The headline wasn't a single benchmark — it was the combination: near-frontier chat quality, credible safety, and open weights, all at once. That mix is what turned Llama 2 from "a good model" into "the base everyone builds on."

07

The limits and the fine print

Llama 2 is not GPT-4. It hallucinates, its knowledge is frozen at training time, the 4K context is short by today's standards, and it is heavily English-centric — weaker in other languages. As a chat model it can be overcautious, refusing benign requests because the safety training erred toward caution.

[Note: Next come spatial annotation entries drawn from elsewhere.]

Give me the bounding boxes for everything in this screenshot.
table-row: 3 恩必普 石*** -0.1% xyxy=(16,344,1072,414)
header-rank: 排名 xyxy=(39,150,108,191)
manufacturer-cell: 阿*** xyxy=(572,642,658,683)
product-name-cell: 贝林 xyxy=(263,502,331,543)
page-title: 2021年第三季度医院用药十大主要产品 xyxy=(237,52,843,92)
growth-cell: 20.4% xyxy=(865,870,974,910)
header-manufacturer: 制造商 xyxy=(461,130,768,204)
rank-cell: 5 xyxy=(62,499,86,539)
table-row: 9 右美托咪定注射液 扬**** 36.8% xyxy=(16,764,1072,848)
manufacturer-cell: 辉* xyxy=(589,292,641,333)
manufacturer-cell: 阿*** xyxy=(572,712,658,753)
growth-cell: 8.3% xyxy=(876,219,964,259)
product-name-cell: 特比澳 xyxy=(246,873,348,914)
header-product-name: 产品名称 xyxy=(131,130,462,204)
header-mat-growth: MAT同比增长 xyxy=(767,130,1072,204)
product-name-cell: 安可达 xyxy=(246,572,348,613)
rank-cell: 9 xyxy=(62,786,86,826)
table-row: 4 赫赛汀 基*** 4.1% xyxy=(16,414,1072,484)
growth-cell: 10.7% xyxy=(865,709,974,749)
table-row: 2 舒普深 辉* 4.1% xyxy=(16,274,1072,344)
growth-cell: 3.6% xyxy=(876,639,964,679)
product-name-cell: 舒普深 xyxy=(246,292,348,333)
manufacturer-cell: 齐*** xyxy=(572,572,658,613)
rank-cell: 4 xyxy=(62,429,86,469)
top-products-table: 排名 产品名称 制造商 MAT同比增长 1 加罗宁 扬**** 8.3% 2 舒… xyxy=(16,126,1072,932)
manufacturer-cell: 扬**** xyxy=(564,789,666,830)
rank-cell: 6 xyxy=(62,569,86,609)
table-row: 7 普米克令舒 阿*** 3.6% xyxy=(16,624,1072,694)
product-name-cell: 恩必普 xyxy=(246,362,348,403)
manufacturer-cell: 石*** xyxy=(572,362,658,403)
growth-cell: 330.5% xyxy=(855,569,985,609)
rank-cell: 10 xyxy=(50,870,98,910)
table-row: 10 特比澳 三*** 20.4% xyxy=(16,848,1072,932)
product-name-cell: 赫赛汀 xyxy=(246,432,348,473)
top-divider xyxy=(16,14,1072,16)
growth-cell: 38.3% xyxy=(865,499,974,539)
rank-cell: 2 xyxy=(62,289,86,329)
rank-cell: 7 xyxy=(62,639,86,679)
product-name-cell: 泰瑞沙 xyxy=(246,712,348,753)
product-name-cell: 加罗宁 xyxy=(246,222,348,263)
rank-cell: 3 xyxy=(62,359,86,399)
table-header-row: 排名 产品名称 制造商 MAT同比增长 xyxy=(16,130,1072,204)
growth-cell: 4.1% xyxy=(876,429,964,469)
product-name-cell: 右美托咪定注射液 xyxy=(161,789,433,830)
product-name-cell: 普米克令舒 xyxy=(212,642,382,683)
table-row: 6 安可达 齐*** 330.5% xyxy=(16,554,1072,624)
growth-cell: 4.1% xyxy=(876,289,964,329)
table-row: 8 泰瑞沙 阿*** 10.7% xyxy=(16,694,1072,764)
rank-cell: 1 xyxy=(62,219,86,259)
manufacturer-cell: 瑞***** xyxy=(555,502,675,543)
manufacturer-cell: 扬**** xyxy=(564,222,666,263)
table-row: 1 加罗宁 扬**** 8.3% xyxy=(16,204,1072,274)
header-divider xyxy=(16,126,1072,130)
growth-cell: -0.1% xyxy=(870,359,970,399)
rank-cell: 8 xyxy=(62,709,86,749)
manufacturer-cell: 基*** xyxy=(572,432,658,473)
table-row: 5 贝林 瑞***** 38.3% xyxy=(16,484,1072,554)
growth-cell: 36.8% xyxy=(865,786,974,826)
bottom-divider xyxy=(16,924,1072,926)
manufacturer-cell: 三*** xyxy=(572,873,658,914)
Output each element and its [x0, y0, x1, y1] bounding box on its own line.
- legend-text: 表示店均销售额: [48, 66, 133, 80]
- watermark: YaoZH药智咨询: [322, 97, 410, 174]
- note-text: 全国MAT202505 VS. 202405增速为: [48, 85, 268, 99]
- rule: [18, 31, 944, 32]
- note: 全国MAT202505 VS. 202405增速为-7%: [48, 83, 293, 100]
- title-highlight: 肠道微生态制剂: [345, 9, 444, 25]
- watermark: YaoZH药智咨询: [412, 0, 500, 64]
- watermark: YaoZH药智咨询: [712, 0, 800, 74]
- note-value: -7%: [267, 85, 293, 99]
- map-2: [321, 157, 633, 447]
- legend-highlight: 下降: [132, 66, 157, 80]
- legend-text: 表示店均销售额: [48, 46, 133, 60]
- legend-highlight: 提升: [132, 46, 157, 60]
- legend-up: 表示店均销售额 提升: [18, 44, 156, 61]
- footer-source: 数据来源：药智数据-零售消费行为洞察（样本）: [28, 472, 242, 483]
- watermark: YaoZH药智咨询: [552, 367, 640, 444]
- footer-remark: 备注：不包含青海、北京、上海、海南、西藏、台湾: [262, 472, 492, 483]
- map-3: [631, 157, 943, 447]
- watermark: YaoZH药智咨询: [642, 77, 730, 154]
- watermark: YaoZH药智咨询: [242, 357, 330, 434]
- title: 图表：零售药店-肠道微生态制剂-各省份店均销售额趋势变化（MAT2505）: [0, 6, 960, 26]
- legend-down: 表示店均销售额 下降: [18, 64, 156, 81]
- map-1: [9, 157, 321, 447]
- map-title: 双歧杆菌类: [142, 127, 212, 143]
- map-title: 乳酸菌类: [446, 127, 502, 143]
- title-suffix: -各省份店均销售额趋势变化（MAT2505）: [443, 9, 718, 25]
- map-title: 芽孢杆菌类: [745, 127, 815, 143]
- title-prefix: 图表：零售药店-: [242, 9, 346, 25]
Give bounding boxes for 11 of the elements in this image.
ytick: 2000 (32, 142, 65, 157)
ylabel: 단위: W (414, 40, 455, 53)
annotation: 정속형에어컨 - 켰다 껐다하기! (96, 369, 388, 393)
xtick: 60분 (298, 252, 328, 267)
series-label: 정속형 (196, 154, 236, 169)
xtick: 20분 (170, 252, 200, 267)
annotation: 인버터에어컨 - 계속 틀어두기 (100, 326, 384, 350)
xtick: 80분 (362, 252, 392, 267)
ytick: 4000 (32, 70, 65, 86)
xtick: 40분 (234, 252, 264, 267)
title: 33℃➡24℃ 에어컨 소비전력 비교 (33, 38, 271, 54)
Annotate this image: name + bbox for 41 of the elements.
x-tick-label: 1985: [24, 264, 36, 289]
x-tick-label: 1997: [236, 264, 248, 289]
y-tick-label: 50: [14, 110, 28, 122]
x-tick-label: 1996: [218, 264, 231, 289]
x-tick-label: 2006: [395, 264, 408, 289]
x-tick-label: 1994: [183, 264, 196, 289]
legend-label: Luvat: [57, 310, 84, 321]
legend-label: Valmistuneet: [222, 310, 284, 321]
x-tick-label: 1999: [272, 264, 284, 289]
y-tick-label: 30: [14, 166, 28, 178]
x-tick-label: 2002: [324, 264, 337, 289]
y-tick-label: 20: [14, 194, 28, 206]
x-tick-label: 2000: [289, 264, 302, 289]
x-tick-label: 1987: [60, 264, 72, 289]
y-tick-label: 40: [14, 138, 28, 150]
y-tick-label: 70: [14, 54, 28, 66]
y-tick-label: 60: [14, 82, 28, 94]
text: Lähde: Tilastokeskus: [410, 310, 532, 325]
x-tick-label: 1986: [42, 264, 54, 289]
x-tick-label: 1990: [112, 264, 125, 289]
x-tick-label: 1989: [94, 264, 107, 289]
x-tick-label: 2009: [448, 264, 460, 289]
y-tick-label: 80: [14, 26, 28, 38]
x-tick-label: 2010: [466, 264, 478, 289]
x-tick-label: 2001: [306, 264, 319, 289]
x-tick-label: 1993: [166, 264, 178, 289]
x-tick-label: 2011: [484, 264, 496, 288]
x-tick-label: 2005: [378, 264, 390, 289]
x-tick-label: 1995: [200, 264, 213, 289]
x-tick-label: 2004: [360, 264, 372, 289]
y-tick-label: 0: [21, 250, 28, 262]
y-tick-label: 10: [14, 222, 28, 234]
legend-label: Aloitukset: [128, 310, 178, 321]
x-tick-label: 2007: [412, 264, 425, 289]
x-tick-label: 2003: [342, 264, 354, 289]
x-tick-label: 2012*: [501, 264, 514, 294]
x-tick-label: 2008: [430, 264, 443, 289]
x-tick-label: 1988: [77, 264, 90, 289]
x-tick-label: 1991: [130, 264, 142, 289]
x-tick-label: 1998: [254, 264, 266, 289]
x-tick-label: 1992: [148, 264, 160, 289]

And "open" deserves an asterisk. The license is permissive but not true open source: companies with over 700 million monthly active users need a special license, and you may not use Llama 2 to train competing models. It's best called open weights — you get the model, under terms — rather than open source in the strict sense.

08

Why it still matters

Llama 2 lit the fuse on the open-model ecosystem. Because the weights were free and commercially usable, a Cambrian explosion followed: quantized versions that run on laptops, thousands of domain fine-tunes, tooling like llama.cpp and Ollama, and a research community that could finally poke at a real, strong model. Much of today's local and open-source AI traces directly to this release.

It also normalized the pattern of shipping a model family with a proper technical report — architecture, data, and a candid safety section — rather than a closed black box. Later open models (Mistral, Llama 3, and beyond) build on the template Llama 2 set: strong pretraining, RLHF alignment, and open weights as a strategy, not an accident.

Worth knowing

When you run a model locally with Ollama or fine-tune an open LLM for your own data, you're standing on Llama 2's shoulders — it's the release that made "just download the weights" a normal thing to say.

Frequently asked

Quick answers

What is Llama 2?

Meta's 2023 open-weight LLM family — 7B, 13B, and 70B — in base and chat versions, downloadable for research and most commercial use. It became the foundation of the open LLM ecosystem.

How is it different from GPT-4?

Openness. Llama 2's weights are published so you can run, inspect, and fine-tune it yourself; GPT-4 is API-only. Llama 2 is also smaller (up to 70B).

What is grouped-query attention?

An inference efficiency trick in the 70B: several query heads share one key/value head, shrinking the KV cache and speeding generation with little quality loss.

How was Llama 2-Chat trained?

SFT on dialogue, then RLHF with two separate reward models — one for helpfulness, one for safety — iterated with rejection sampling and PPO.

What are its limits?

It hallucinates, is English-centric, has a short 4K context, and its license restricts very large services and training competing models — "open weights," not fully open source.